The assessment of the IFC’s work quality considered three indicators: (i) quality of screening, appraisal, and structuring; (ii) quality of supervision; and (iii) the IFC’s role and contribution. The IEG “found that IFC’s work quality, a factor within IFC’s control, is the most important variable in determining the likelihood of achieving positive development outcome ratings” in countries eligible for borrowing from the Bank’s low-income country arm, the International Development Association (IDA). It went on, “positive ratings for IFC’s work quality fell from 78 per cent to 59 per cent. This was driven by low ratings for IFC’s appraisal quality (59 per cent) and IFC’s role and contribution, where positive ratings fell from 83 per cent to 60 per cent between these two periods.”
The IEG identified some common shortcomings in the IFC’s work quality: “environmental and social categorisation and requirements; overestimation of management capacity, financial viability, or growth prospects of the company; support to projects with unsuitable sponsors; and lack of leverage over the client. Characteristics associated with projects that have a low rating for IFC role and contribution include weak justification for IFC financing or limited financing role (39 per cent), a passive or nonspecific role for IFC in the project (36 per cent), and weak commitment of clients in raising standards/limited leverage of IFC in influencing clients’ decisions (21 per cent).”

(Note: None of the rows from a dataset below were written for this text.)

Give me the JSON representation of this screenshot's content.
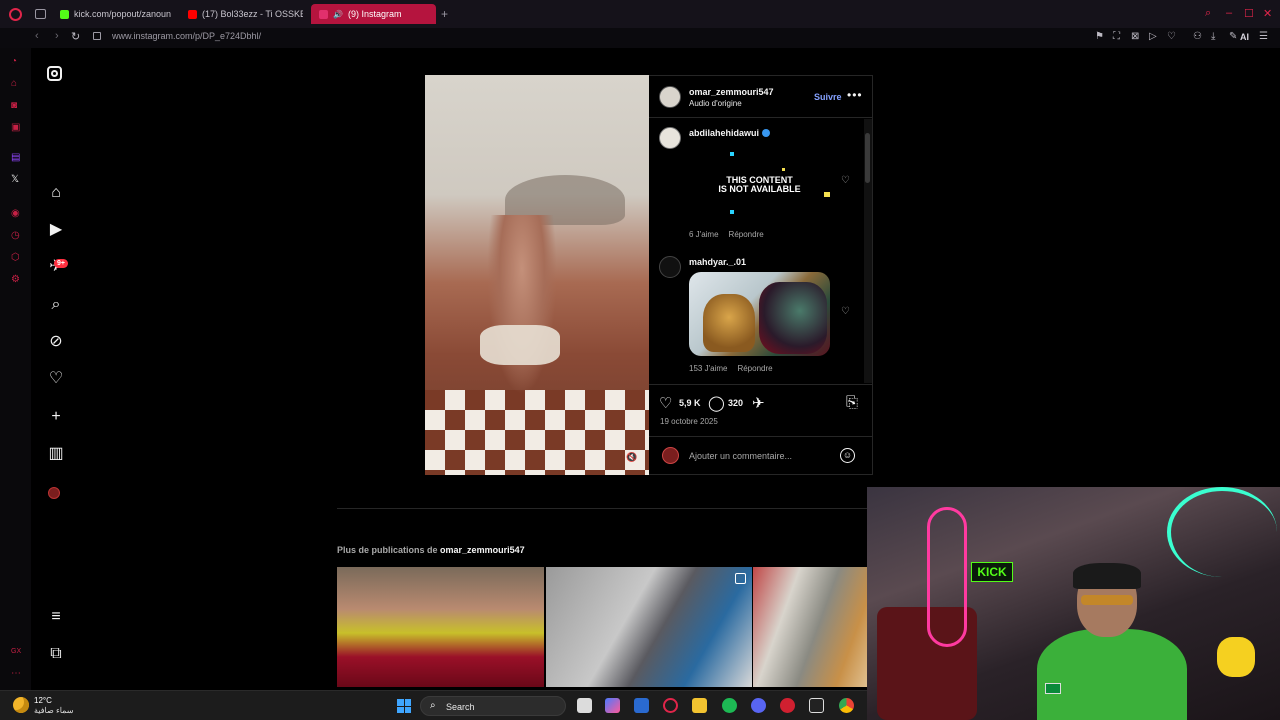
{
  "browser": {
    "tabs": [
      {
        "label": "kick.com/popout/zanoun",
        "color": "#53fc18"
      },
      {
        "label": "(17) Bol33ezz - Ti OSSKE",
        "color": "#ff0000"
      },
      {
        "label": "(9) Instagram",
        "color": "#e1306c"
      }
    ],
    "url": "www.instagram.com/p/DP_e724Dbhl/",
    "ai_label": "AI"
  },
  "ig_nav": {
    "notifications_badge": "9+"
  },
  "post": {
    "author": "omar_zemmouri547",
    "audio": "Audio d'origine",
    "follow_label": "Suivre",
    "comments": [
      {
        "user": "abdilahehidawui",
        "verified": true,
        "media_text_line1": "THIS CONTENT",
        "media_text_line2": "IS NOT AVAILABLE",
        "likes": "6 J'aime",
        "reply": "Répondre"
      },
      {
        "user": "mahdyar._.01",
        "likes": "153 J'aime",
        "reply": "Répondre"
      }
    ],
    "like_count": "5,9 K",
    "comment_count": "320",
    "date": "19 octobre 2025",
    "add_comment_placeholder": "Ajouter un commentaire..."
  },
  "more_posts": {
    "prefix": "Plus de publications de",
    "user": "omar_zemmouri547"
  },
  "taskbar": {
    "temperature": "12°C",
    "weather_desc": "سماء صافية",
    "search_label": "Search"
  },
  "webcam": {
    "sign_text": "KICK"
  },
  "colors": {
    "accent": "#b5143e",
    "ig_blue": "#85a1ff",
    "kick_green": "#53fc18"
  }
}
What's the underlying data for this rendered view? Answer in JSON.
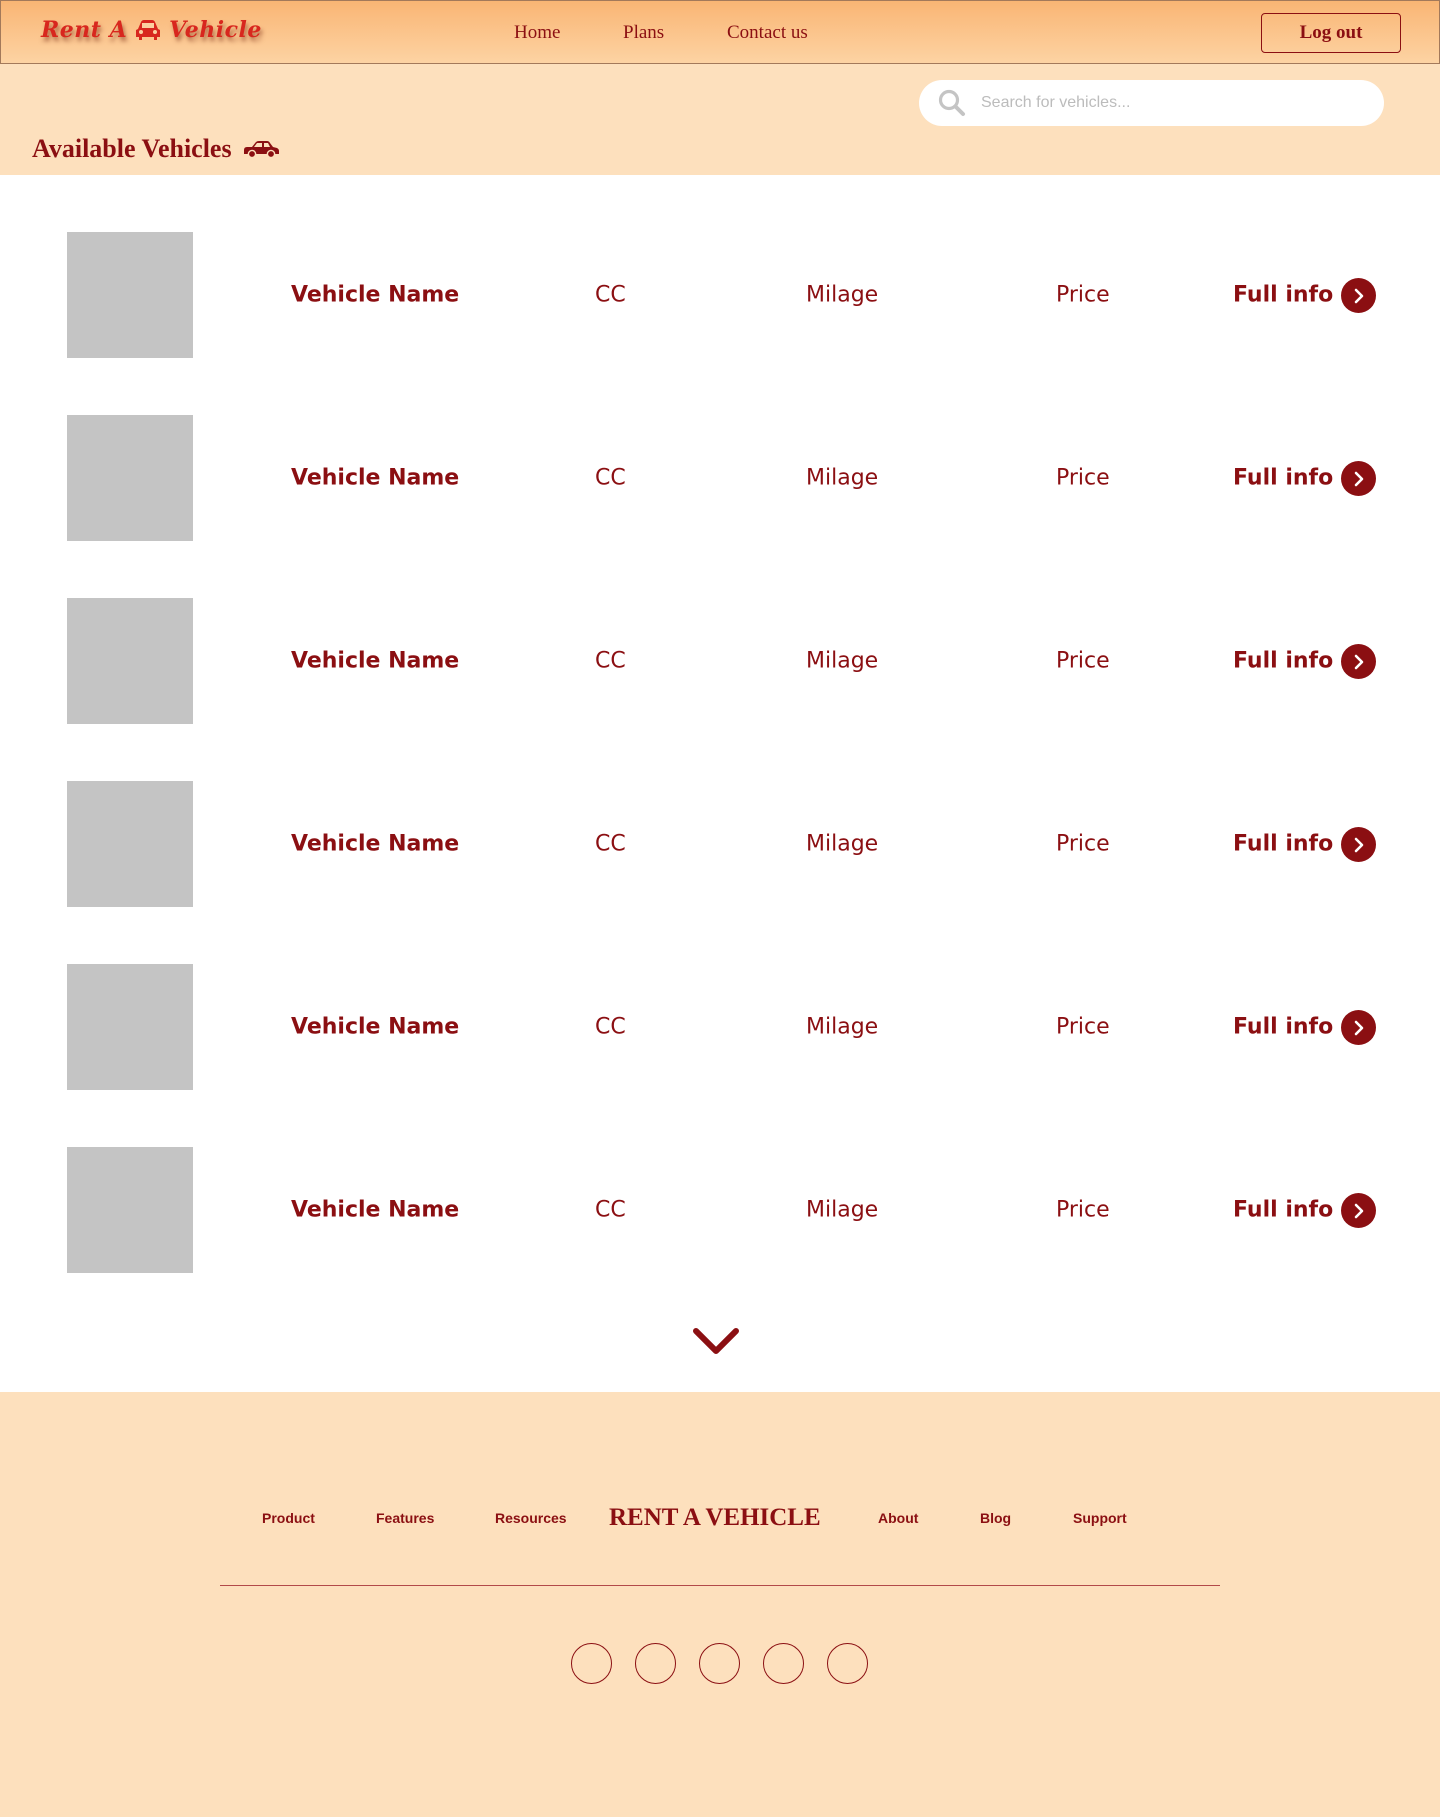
{
  "header": {
    "logo_left": "Rent A",
    "logo_right": "Vehicle",
    "nav": [
      "Home",
      "Plans",
      "Contact us"
    ],
    "logout_label": "Log out"
  },
  "search": {
    "placeholder": "Search for vehicles..."
  },
  "page_title": "Available Vehicles",
  "vehicles": [
    {
      "name": "Vehicle Name",
      "cc": "CC",
      "milage": "Milage",
      "price": "Price",
      "info": "Full info"
    },
    {
      "name": "Vehicle Name",
      "cc": "CC",
      "milage": "Milage",
      "price": "Price",
      "info": "Full info"
    },
    {
      "name": "Vehicle Name",
      "cc": "CC",
      "milage": "Milage",
      "price": "Price",
      "info": "Full info"
    },
    {
      "name": "Vehicle Name",
      "cc": "CC",
      "milage": "Milage",
      "price": "Price",
      "info": "Full info"
    },
    {
      "name": "Vehicle Name",
      "cc": "CC",
      "milage": "Milage",
      "price": "Price",
      "info": "Full info"
    },
    {
      "name": "Vehicle Name",
      "cc": "CC",
      "milage": "Milage",
      "price": "Price",
      "info": "Full info"
    }
  ],
  "footer": {
    "links_left": [
      "Product",
      "Features",
      "Resources"
    ],
    "brand": "RENT A VEHICLE",
    "links_right": [
      "About",
      "Blog",
      "Support"
    ],
    "social_icons": [
      "social-icon",
      "social-icon",
      "social-icon",
      "social-icon",
      "social-icon"
    ]
  },
  "colors": {
    "accent": "#8b0f12",
    "header_gradient_top": "#f9b574",
    "band_bg": "#fde0bd",
    "placeholder_image": "#c4c4c4"
  }
}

The IFC’s advisory services (see Update 62), which have been a concern for civil society groups working on privatisation and land grabs (see Update 81, 68), were rated especially poorly. Between 2008 and 2010, only 79 per cent of these technical assistance projects “were rated satisfactory or higher in achieving their immediate outputs”, implying that work was not completed or reported. Furthermore, only “59 per cent were rated satisfactory or higher in achieving their outcomes. … “, meaning reaching their objectives. “The share is lower still at 39 per cent in the achievement of longer-term impacts.” The IEG relegates a further recommendation to a footnote: “the IFC’s ultimate objective is to achieve impact – focusing its advisory services on poverty – the corporation should assess the implications of this issue.”
The IFC’s controversial promotion of PPPs through advisory services (see Update 78, 66, 64) received “the lowest development effectiveness ratings” of 46 per cent of the projects being rated at least mostly successful. This “calls for management attention, given that IFC expects to expand this line of business.”
The IFC’s massive increase in short-term finance at the expense of longer term lending was also brought out by the IEG. Short-term finance includes things like trade finance (see Update 76), but the IEG cautioned “the short-term finance operations have not yet undergone IEG evaluation (or systematic self-evaluation), leaving a gap in results measurement and evaluation for a large portion of current IFC operations.” The IEG plans to release an evaluation of short-term finance in the first half of 2013.
The IEG also warned about the increasing use of financial intermediaries (see Update 84, 79, 73, briefing), saying it is essential that the IFC “seek a deeper understanding of the development impact of financial sector projects and use such knowledge to calibrate their intervention strategies. This, in turn, will call for indicators that can measure effects beyond the financial intermediary itself and gauge development progress among its clientele.”